For who has sight so keen and strong,
That it can follow the flight of song?

The last couplet of the second stanza affirms the notion that song is simply untraceable. The speaker does not necessarily have a negative feeling though the song or emotion may have been lost, like the arrow. It is impossible to follow something that moves much faster than the human eye can keep up with. Some things are not meant to be followed or understood; they are simply meant to be appreciated or merely exist. Sometimes, a disoriented feeling can lead to an amazing destination. Though the speaker did not know where the arrow landed, there is the possibility it struck the perfect target.

Long, long afterward, in an oak
I found the arrow, still unbroke;

These two lines support the idea the arrow could have possibly hit the perfect target. Though the speaker was unsure of its location for a period of time, it was eventually found. The arrow is still whole, meaning it was not damaged when it was absent from the speaker’s field of view. Whether the arrow was a weapon or protection and strength, it served its purpose. As a weapon, it pierced the trunk of the tree. This is symbolic of actions or words that cause pain to others. As a feature of protection and strength, it can be symbolic of a life journey.

And the song, from beginning to end,
I found again in the heart of a friend.

The ending couplet of the poem is lovely and gives off a positive, light feeling. Just as the arrow found its place, the speaker’s song did too. However, the song reached "the heart of a friend," something that is gratifying. Neither was lost forever, neither was damaged or broken. Both the arrow and the song followed the path they were meant to and arrived at the proper destination. Whether the arrow and song were positive or negative, they were not left with incomplete journeys. Indeed, if the arrow is conveyed as a weapon (hurtful words or actions), it can have also landed in and wounded the heart of a friend. In any case, the closing couplet of the poem creates a feeling of completion.

The poem describes, in a sense, the journey of a song and an arrow. Both are sent into the air, both are "lost" by the speaker, and both eventually arrive at their destination. In reality, it is the speaker that must catch up the whereabouts of the arrow and song. Though the meaning of the arrow and the emotions behind it can be interpreted in more than one way, there is always one conclusion: there is an end to it all. The arrow, and song, both reach something or someone.

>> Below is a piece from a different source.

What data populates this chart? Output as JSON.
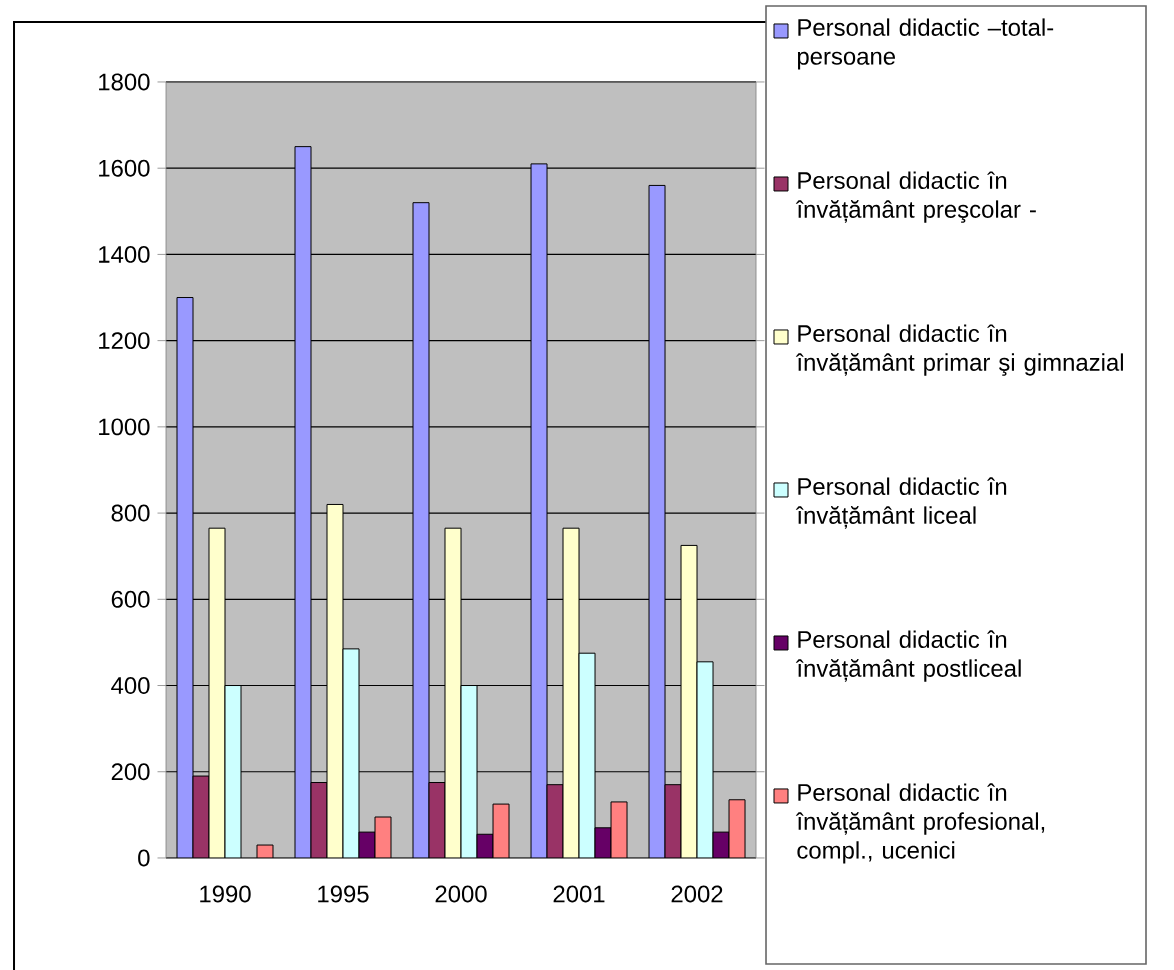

The poem indicates and overarching theme of life, specifically the journey one takes in life and the consequences of our actions. Whatever a person says and does is not empty or pointless, even if we think it might be. Words and actions have the power to hurt, uplift, and comfort. Whether these actions and words are inflicted on another person or on oneself, eventually they will reach a "destination." There is a purpose for everything. Similarly to the speaker losing track of the arrow and song for a period of time, we may lose track of what we have said and done. It may take a mere few hours or decades of our lives, but eventually we will see what has come from what we have done.